At the beginning of June, the last time the company filed a financial report, Rite Aid had just $135.5 million of cash on hand -— and $3.3 billion in long-term debt, which exceeded the value of the company’s assets by nearly $1 billion. With rising interest rates, that debt wasn’t cheap to finance.

“It was always a matter of when, not if, Rite Aid would file for bankruptcy,” said Neil Saunders, managing director of GlobalData, in a note to investors. “The company has been deep in the red for the past six years.”

Taylor Swift can add a new title to her illustrious resume: box-office superstar.

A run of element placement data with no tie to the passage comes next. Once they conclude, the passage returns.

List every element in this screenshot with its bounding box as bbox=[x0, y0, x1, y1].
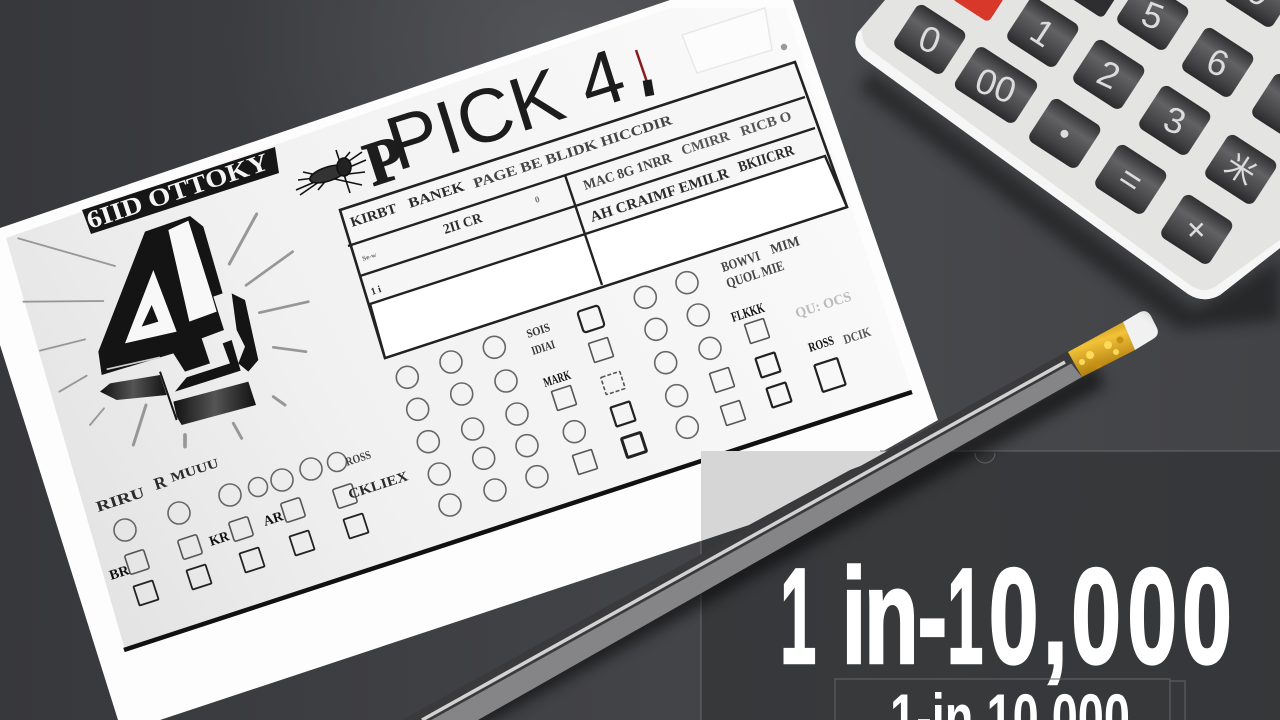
small ticket captions: AR bbox=[262, 509, 286, 530]
small ticket captions: BOWVI bbox=[720, 249, 762, 276]
check boxes: main grid bbox=[551, 305, 846, 475]
number bubbles: main grid bbox=[396, 272, 721, 516]
panel: lottery ticket bbox=[0, 0, 938, 720]
big 3D number 4 with rays bbox=[18, 214, 308, 447]
table text rows: AH CRAIMF EMILR bbox=[588, 166, 731, 226]
heading: PICK 4: P bbox=[356, 123, 413, 199]
big odds headline: 1 bbox=[947, 539, 983, 692]
pencil gold ferrule bbox=[1068, 322, 1135, 377]
small ticket captions: CKLIEX bbox=[347, 469, 410, 503]
small ticket captions: IDIAI bbox=[530, 337, 557, 358]
table text rows: PAGE BE BLIDK HICCDIR bbox=[472, 113, 675, 192]
small grey dot bbox=[781, 44, 787, 50]
table text rows: Se-w bbox=[361, 251, 378, 263]
key: decimal bbox=[1027, 96, 1103, 171]
blank stamp box bbox=[682, 8, 772, 73]
calculator body bbox=[855, 0, 1280, 299]
table text rows: 2II CR bbox=[442, 211, 485, 238]
table text rows: CMIRR bbox=[680, 129, 733, 159]
table text rows: BANEK bbox=[407, 180, 467, 212]
key: 6: 6 bbox=[1201, 40, 1235, 85]
key: 9 bbox=[1222, 0, 1280, 30]
key: symbol: 米 bbox=[1219, 148, 1262, 192]
table text rows bbox=[349, 109, 797, 298]
key: symbol bbox=[1203, 132, 1279, 207]
pencil shadow bbox=[440, 375, 1100, 720]
small ticket captions: MUUU bbox=[168, 455, 221, 485]
key: right edge bbox=[1250, 71, 1280, 146]
small ticket captions bbox=[94, 234, 873, 584]
small ticket captions: MIM bbox=[769, 234, 802, 258]
key: plus: + bbox=[1175, 207, 1219, 251]
calculator shadow bbox=[860, 70, 1280, 330]
pencil bbox=[402, 311, 1158, 720]
table text rows: KIRBT bbox=[349, 201, 400, 231]
key: 1 bbox=[1005, 0, 1081, 70]
key: plus bbox=[1159, 192, 1235, 267]
black lottery banner: 6IID OTTOKY bbox=[83, 149, 272, 235]
small ticket captions: MARK bbox=[541, 367, 573, 390]
number bubbles: lower left bbox=[114, 452, 346, 541]
calculator keys bbox=[892, 0, 1280, 267]
entry table bbox=[340, 62, 847, 358]
key: 1: 1 bbox=[1023, 10, 1062, 55]
heading: PICK 4: PICK 4 bbox=[377, 33, 635, 187]
check boxes: lower left bbox=[124, 483, 369, 606]
ticket inner printed area bbox=[6, 8, 912, 650]
ticket paper sheet bbox=[0, 0, 938, 720]
key: 0: 0 bbox=[913, 17, 947, 62]
key: equals: = bbox=[1111, 156, 1151, 202]
pencil upper facet bbox=[402, 351, 1074, 720]
calculator front bevel bbox=[855, 30, 1280, 299]
table text rows: 0 bbox=[534, 194, 541, 205]
small ticket captions: QU: OCS bbox=[794, 290, 854, 322]
key: 0 bbox=[892, 2, 968, 77]
numeral body bbox=[98, 216, 258, 425]
calculator bbox=[855, 0, 1280, 330]
key: 2: 2 bbox=[1091, 52, 1127, 97]
overlay tint on paper bbox=[701, 451, 900, 541]
big odds headline: in- bbox=[842, 541, 947, 693]
table text rows: MAC 8G 1NRR bbox=[582, 151, 675, 194]
pencil lower facet bbox=[412, 356, 1082, 720]
small ticket captions: SOIS bbox=[525, 320, 552, 341]
sunburst rays bbox=[18, 214, 308, 447]
small ticket captions: R bbox=[151, 472, 170, 494]
pencil highlight bbox=[422, 362, 1065, 720]
panel: odds overlay bbox=[701, 451, 1280, 720]
key: 3: 3 bbox=[1158, 98, 1192, 143]
key: 6 bbox=[1180, 25, 1256, 100]
small ticket captions: ROSS bbox=[344, 447, 373, 469]
key: 2 bbox=[1071, 37, 1147, 112]
small ticket captions: FLKKK bbox=[730, 301, 767, 326]
overlay frame lines bbox=[701, 451, 1280, 720]
key: upper small bbox=[1065, 0, 1119, 19]
small ticket captions: QUOL MIE bbox=[725, 259, 786, 292]
small ticket captions: DCIK bbox=[841, 324, 873, 347]
big odds headline bbox=[780, 539, 1232, 693]
table text rows: RICB O bbox=[739, 109, 794, 140]
big odds headline: 1 bbox=[780, 539, 816, 692]
key: 00 bbox=[952, 44, 1040, 126]
big odds headline: 0,000 bbox=[989, 541, 1232, 693]
key: 00: 00 bbox=[970, 59, 1022, 112]
key: equals bbox=[1093, 142, 1169, 217]
starburst emblem bbox=[296, 150, 366, 195]
pencil eraser bbox=[1123, 311, 1158, 350]
small ticket captions: ROSS bbox=[806, 333, 836, 355]
ticket bottom rule bbox=[124, 392, 912, 650]
key: 3 bbox=[1137, 83, 1213, 158]
key: red bbox=[951, 0, 1005, 23]
overlay tint on desk bbox=[701, 451, 1280, 720]
small ticket captions: RIRU bbox=[94, 485, 147, 516]
key: 5 bbox=[1115, 0, 1191, 53]
table text rows: 1 i bbox=[370, 284, 383, 298]
table text rows: BKIICRR bbox=[736, 143, 797, 176]
small ticket captions: BR bbox=[108, 563, 132, 584]
small ticket captions: KR bbox=[208, 529, 232, 550]
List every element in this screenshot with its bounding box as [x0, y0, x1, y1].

In its opening weekend, the pop singer’s concert film, “Taylor Swift: The Eras Tour,” raked in about $96 million in the box office in the United States and Canada, movie theater chain AMC said Sunday. That makes it the highest grossing concert film domestically for an opening weekend, according to AMC.

AMC, which also is the distributor of the film, expects “Eras” to play “to big audiences for weeks to come,” Elizabeth Frank, the company’s executive vice president of worldwide programming and chief content officer, said in a statement.

“Eras” also made about $32 million in international sales. It was No. 1 at the box office in the United Kingdom, Mexico, Australia, Germany and the Philippines. “Eras” is set to be released in Brazil, South Korea, Malaysia, Singapore, Taiwan and Hong Kong on November 3.

The $96 million in domestic box office sales dwarfed its competition, including “The Exorcist: Believer” and “Paw Patrol: The Mighty Movie.”